If there is value, advertisers will see it
But doesn’t relying more and more on subscriber revenue mean that a newspaper like the Register is doomed to shrink, since advertising revenue — both in print and online — continues to decline? Not necessarily, says Spitz. Unlike the vast majority of industry insiders and observers, the Register‘s owners believe that not only can the decline in print advertising revenue be arrested but revenue from print ads can actually increase, provided advertisers see the kind of engagement they want from readers who are paying for the product.
“Fundamentally, we don’t agree that it is the natural course for print revenue to decline, in fact we think that is at the heart of the problems in the industry… we are modelling for significant increases in print revenue for 2013, and we’re on budget for that for January and February… we believe that as you have more and more engaged subscribers, advertising becomes more valuable.”

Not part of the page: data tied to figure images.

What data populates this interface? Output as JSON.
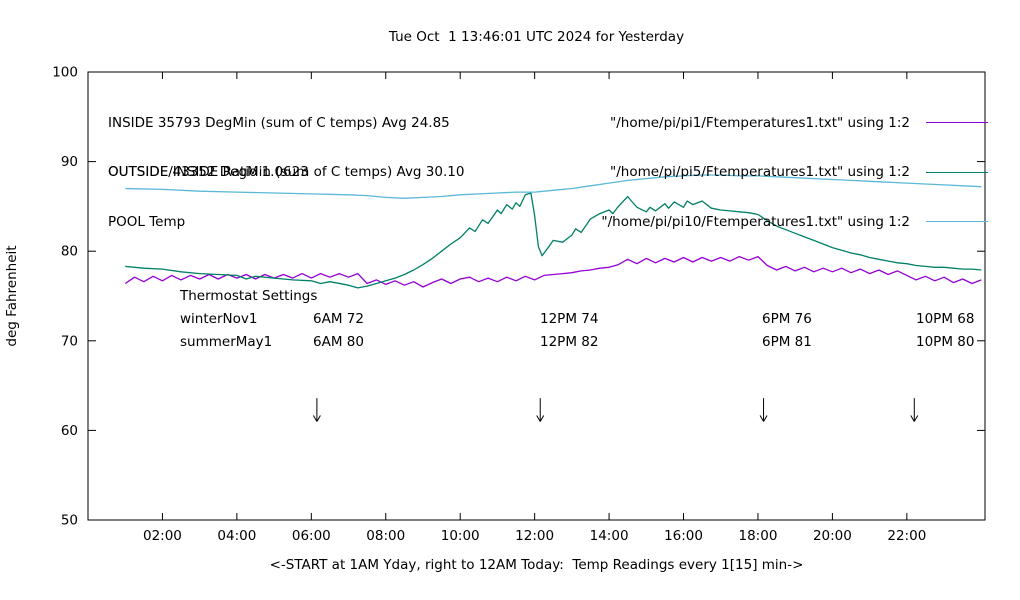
{
  "title": "Tue Oct  1 13:46:01 UTC 2024 for Yesterday",
  "ratio_text": "OUTSIDE/INSIDE Ratio 1.0623",
  "legend": [
    {
      "label": "INSIDE 35793 DegMin (sum of C temps) Avg 24.85",
      "file": "\"/home/pi/pi1/Ftemperatures1.txt\" using 1:2",
      "color": "#9400d3"
    },
    {
      "label": "OUTSIDE 43352 DegMin (sum of C temps) Avg 30.10",
      "file": "\"/home/pi/pi5/Ftemperatures1.txt\" using 1:2",
      "color": "#008066"
    },
    {
      "label": "POOL Temp",
      "file": "\"/home/pi/pi10/Ftemperatures1.txt\" using 1:2",
      "color": "#5ab8d8"
    }
  ],
  "thermostat": {
    "title": "Thermostat Settings",
    "rows": [
      {
        "name": "winterNov1",
        "cells": [
          "6AM 72",
          "12PM 74",
          "6PM 76",
          "10PM 68"
        ]
      },
      {
        "name": "summerMay1",
        "cells": [
          "6AM 80",
          "12PM 82",
          "6PM 81",
          "10PM 80"
        ]
      }
    ]
  },
  "chart_data": {
    "type": "line",
    "title": "Tue Oct  1 13:46:01 UTC 2024 for Yesterday",
    "xlabel": "<-START at 1AM Yday, right to 12AM Today:  Temp Readings every 1[15] min->",
    "ylabel": "deg Fahrenheit",
    "xlim": [
      0,
      24.1
    ],
    "ylim": [
      50,
      100
    ],
    "grid": false,
    "legend_position": "top-left-inside",
    "x_ticks": [
      {
        "value": 2,
        "label": "02:00"
      },
      {
        "value": 4,
        "label": "04:00"
      },
      {
        "value": 6,
        "label": "06:00"
      },
      {
        "value": 8,
        "label": "08:00"
      },
      {
        "value": 10,
        "label": "10:00"
      },
      {
        "value": 12,
        "label": "12:00"
      },
      {
        "value": 14,
        "label": "14:00"
      },
      {
        "value": 16,
        "label": "16:00"
      },
      {
        "value": 18,
        "label": "18:00"
      },
      {
        "value": 20,
        "label": "20:00"
      },
      {
        "value": 22,
        "label": "22:00"
      }
    ],
    "y_ticks": [
      50,
      60,
      70,
      80,
      90,
      100
    ],
    "arrows": {
      "x_hours": [
        6.15,
        12.15,
        18.15,
        22.2
      ],
      "y_from": 63.6,
      "y_to": 61.0
    },
    "series": [
      {
        "name": "INSIDE",
        "color": "#9400d3",
        "points": [
          [
            1,
            76.4
          ],
          [
            1.25,
            77.1
          ],
          [
            1.5,
            76.6
          ],
          [
            1.75,
            77.2
          ],
          [
            2,
            76.7
          ],
          [
            2.25,
            77.3
          ],
          [
            2.5,
            76.8
          ],
          [
            2.75,
            77.3
          ],
          [
            3,
            76.9
          ],
          [
            3.25,
            77.4
          ],
          [
            3.5,
            76.9
          ],
          [
            3.75,
            77.4
          ],
          [
            4,
            77
          ],
          [
            4.25,
            77.4
          ],
          [
            4.5,
            76.9
          ],
          [
            4.75,
            77.4
          ],
          [
            5,
            77
          ],
          [
            5.25,
            77.4
          ],
          [
            5.5,
            77
          ],
          [
            5.75,
            77.5
          ],
          [
            6,
            77
          ],
          [
            6.25,
            77.5
          ],
          [
            6.5,
            77.1
          ],
          [
            6.75,
            77.5
          ],
          [
            7,
            77.1
          ],
          [
            7.25,
            77.5
          ],
          [
            7.5,
            76.4
          ],
          [
            7.75,
            76.8
          ],
          [
            8,
            76.3
          ],
          [
            8.25,
            76.7
          ],
          [
            8.5,
            76.2
          ],
          [
            8.75,
            76.6
          ],
          [
            9,
            76
          ],
          [
            9.25,
            76.5
          ],
          [
            9.5,
            76.9
          ],
          [
            9.75,
            76.4
          ],
          [
            10,
            76.9
          ],
          [
            10.25,
            77.1
          ],
          [
            10.5,
            76.6
          ],
          [
            10.75,
            77
          ],
          [
            11,
            76.6
          ],
          [
            11.25,
            77.1
          ],
          [
            11.5,
            76.7
          ],
          [
            11.75,
            77.2
          ],
          [
            12,
            76.8
          ],
          [
            12.25,
            77.3
          ],
          [
            12.5,
            77.4
          ],
          [
            12.75,
            77.5
          ],
          [
            13,
            77.6
          ],
          [
            13.25,
            77.8
          ],
          [
            13.5,
            77.9
          ],
          [
            13.75,
            78.1
          ],
          [
            14,
            78.2
          ],
          [
            14.25,
            78.5
          ],
          [
            14.5,
            79.1
          ],
          [
            14.75,
            78.6
          ],
          [
            15,
            79.2
          ],
          [
            15.25,
            78.7
          ],
          [
            15.5,
            79.2
          ],
          [
            15.75,
            78.8
          ],
          [
            16,
            79.3
          ],
          [
            16.25,
            78.8
          ],
          [
            16.5,
            79.3
          ],
          [
            16.75,
            78.9
          ],
          [
            17,
            79.3
          ],
          [
            17.25,
            78.9
          ],
          [
            17.5,
            79.4
          ],
          [
            17.75,
            79
          ],
          [
            18,
            79.4
          ],
          [
            18.25,
            78.4
          ],
          [
            18.5,
            77.9
          ],
          [
            18.75,
            78.3
          ],
          [
            19,
            77.8
          ],
          [
            19.25,
            78.2
          ],
          [
            19.5,
            77.7
          ],
          [
            19.75,
            78.1
          ],
          [
            20,
            77.7
          ],
          [
            20.25,
            78.1
          ],
          [
            20.5,
            77.6
          ],
          [
            20.75,
            78
          ],
          [
            21,
            77.5
          ],
          [
            21.25,
            77.9
          ],
          [
            21.5,
            77.4
          ],
          [
            21.75,
            77.8
          ],
          [
            22,
            77.3
          ],
          [
            22.25,
            76.8
          ],
          [
            22.5,
            77.2
          ],
          [
            22.75,
            76.7
          ],
          [
            23,
            77.1
          ],
          [
            23.25,
            76.5
          ],
          [
            23.5,
            76.9
          ],
          [
            23.75,
            76.4
          ],
          [
            24,
            76.8
          ]
        ]
      },
      {
        "name": "OUTSIDE",
        "color": "#008066",
        "points": [
          [
            1,
            78.3
          ],
          [
            1.5,
            78.1
          ],
          [
            2,
            78
          ],
          [
            2.5,
            77.7
          ],
          [
            3,
            77.5
          ],
          [
            3.5,
            77.4
          ],
          [
            4,
            77.3
          ],
          [
            4.25,
            76.9
          ],
          [
            4.5,
            77.2
          ],
          [
            5,
            77
          ],
          [
            5.5,
            76.8
          ],
          [
            6,
            76.7
          ],
          [
            6.25,
            76.4
          ],
          [
            6.5,
            76.6
          ],
          [
            7,
            76.2
          ],
          [
            7.25,
            75.9
          ],
          [
            7.5,
            76.1
          ],
          [
            7.75,
            76.4
          ],
          [
            8,
            76.7
          ],
          [
            8.25,
            77
          ],
          [
            8.5,
            77.4
          ],
          [
            8.75,
            77.9
          ],
          [
            9,
            78.5
          ],
          [
            9.25,
            79.2
          ],
          [
            9.5,
            80
          ],
          [
            9.75,
            80.8
          ],
          [
            10,
            81.5
          ],
          [
            10.25,
            82.6
          ],
          [
            10.4,
            82.2
          ],
          [
            10.6,
            83.5
          ],
          [
            10.75,
            83.1
          ],
          [
            11,
            84.6
          ],
          [
            11.1,
            84.2
          ],
          [
            11.25,
            85.2
          ],
          [
            11.4,
            84.7
          ],
          [
            11.5,
            85.4
          ],
          [
            11.6,
            85
          ],
          [
            11.75,
            86.3
          ],
          [
            11.9,
            86.5
          ],
          [
            12,
            84
          ],
          [
            12.1,
            80.5
          ],
          [
            12.2,
            79.5
          ],
          [
            12.4,
            80.6
          ],
          [
            12.5,
            81.2
          ],
          [
            12.75,
            81
          ],
          [
            13,
            81.8
          ],
          [
            13.1,
            82.5
          ],
          [
            13.25,
            82.1
          ],
          [
            13.5,
            83.6
          ],
          [
            13.75,
            84.2
          ],
          [
            14,
            84.6
          ],
          [
            14.1,
            84.2
          ],
          [
            14.25,
            85
          ],
          [
            14.5,
            86.1
          ],
          [
            14.6,
            85.6
          ],
          [
            14.75,
            84.9
          ],
          [
            15,
            84.4
          ],
          [
            15.1,
            84.9
          ],
          [
            15.25,
            84.5
          ],
          [
            15.5,
            85.3
          ],
          [
            15.6,
            84.8
          ],
          [
            15.75,
            85.5
          ],
          [
            16,
            84.9
          ],
          [
            16.1,
            85.6
          ],
          [
            16.25,
            85.2
          ],
          [
            16.5,
            85.6
          ],
          [
            16.75,
            84.8
          ],
          [
            17,
            84.6
          ],
          [
            17.25,
            84.5
          ],
          [
            17.5,
            84.4
          ],
          [
            17.75,
            84.3
          ],
          [
            18,
            84.1
          ],
          [
            18.25,
            83.4
          ],
          [
            18.5,
            82.8
          ],
          [
            18.75,
            82.4
          ],
          [
            19,
            82
          ],
          [
            19.25,
            81.6
          ],
          [
            19.5,
            81.2
          ],
          [
            19.75,
            80.8
          ],
          [
            20,
            80.4
          ],
          [
            20.25,
            80.1
          ],
          [
            20.5,
            79.8
          ],
          [
            20.75,
            79.6
          ],
          [
            21,
            79.3
          ],
          [
            21.25,
            79.1
          ],
          [
            21.5,
            78.9
          ],
          [
            21.75,
            78.7
          ],
          [
            22,
            78.6
          ],
          [
            22.25,
            78.4
          ],
          [
            22.5,
            78.3
          ],
          [
            22.75,
            78.2
          ],
          [
            23,
            78.2
          ],
          [
            23.25,
            78.1
          ],
          [
            23.5,
            78
          ],
          [
            23.75,
            78
          ],
          [
            24,
            77.9
          ]
        ]
      },
      {
        "name": "POOL",
        "color": "#5ab8d8",
        "points": [
          [
            1,
            87
          ],
          [
            2,
            86.9
          ],
          [
            3,
            86.7
          ],
          [
            4,
            86.6
          ],
          [
            5,
            86.5
          ],
          [
            6,
            86.4
          ],
          [
            7,
            86.3
          ],
          [
            7.5,
            86.2
          ],
          [
            8,
            86
          ],
          [
            8.5,
            85.9
          ],
          [
            9,
            86
          ],
          [
            9.5,
            86.1
          ],
          [
            10,
            86.3
          ],
          [
            10.5,
            86.4
          ],
          [
            11,
            86.5
          ],
          [
            11.5,
            86.6
          ],
          [
            12,
            86.6
          ],
          [
            12.5,
            86.8
          ],
          [
            13,
            87
          ],
          [
            13.5,
            87.3
          ],
          [
            14,
            87.6
          ],
          [
            14.5,
            87.9
          ],
          [
            15,
            88.1
          ],
          [
            15.5,
            88.3
          ],
          [
            16,
            88.4
          ],
          [
            16.5,
            88.5
          ],
          [
            17,
            88.5
          ],
          [
            17.5,
            88.4
          ],
          [
            18,
            88.4
          ],
          [
            18.5,
            88.3
          ],
          [
            19,
            88.2
          ],
          [
            19.5,
            88.1
          ],
          [
            20,
            88
          ],
          [
            20.5,
            87.9
          ],
          [
            21,
            87.8
          ],
          [
            21.5,
            87.7
          ],
          [
            22,
            87.6
          ],
          [
            22.5,
            87.5
          ],
          [
            23,
            87.4
          ],
          [
            23.5,
            87.3
          ],
          [
            24,
            87.2
          ]
        ]
      }
    ]
  }
}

Spitz admits that to some extent the Register is unique, since it is one of the few large-scale regional newspapers that doesn’t have much competition from local TV networks and other sources. And he says the model that the paper is relying on also might not work for national newspapers and other outlets, since there are so many free sources of similar content such as CNN. “While I’m a hard paywall advocate, I think it’s smart for USA Today not to go to a paywall — their content is just not differentiated enough,” Spitz said.
It’s more than a little ironic that the two men who seem to be the biggest fans of print and the biggest proponents of making people pay for news aren’t even from the industry, and have never worked for nor run a newspaper. But can they fight the forces that have driven many of their newspaper-owning colleagues into despair, and in some cases financial ruin?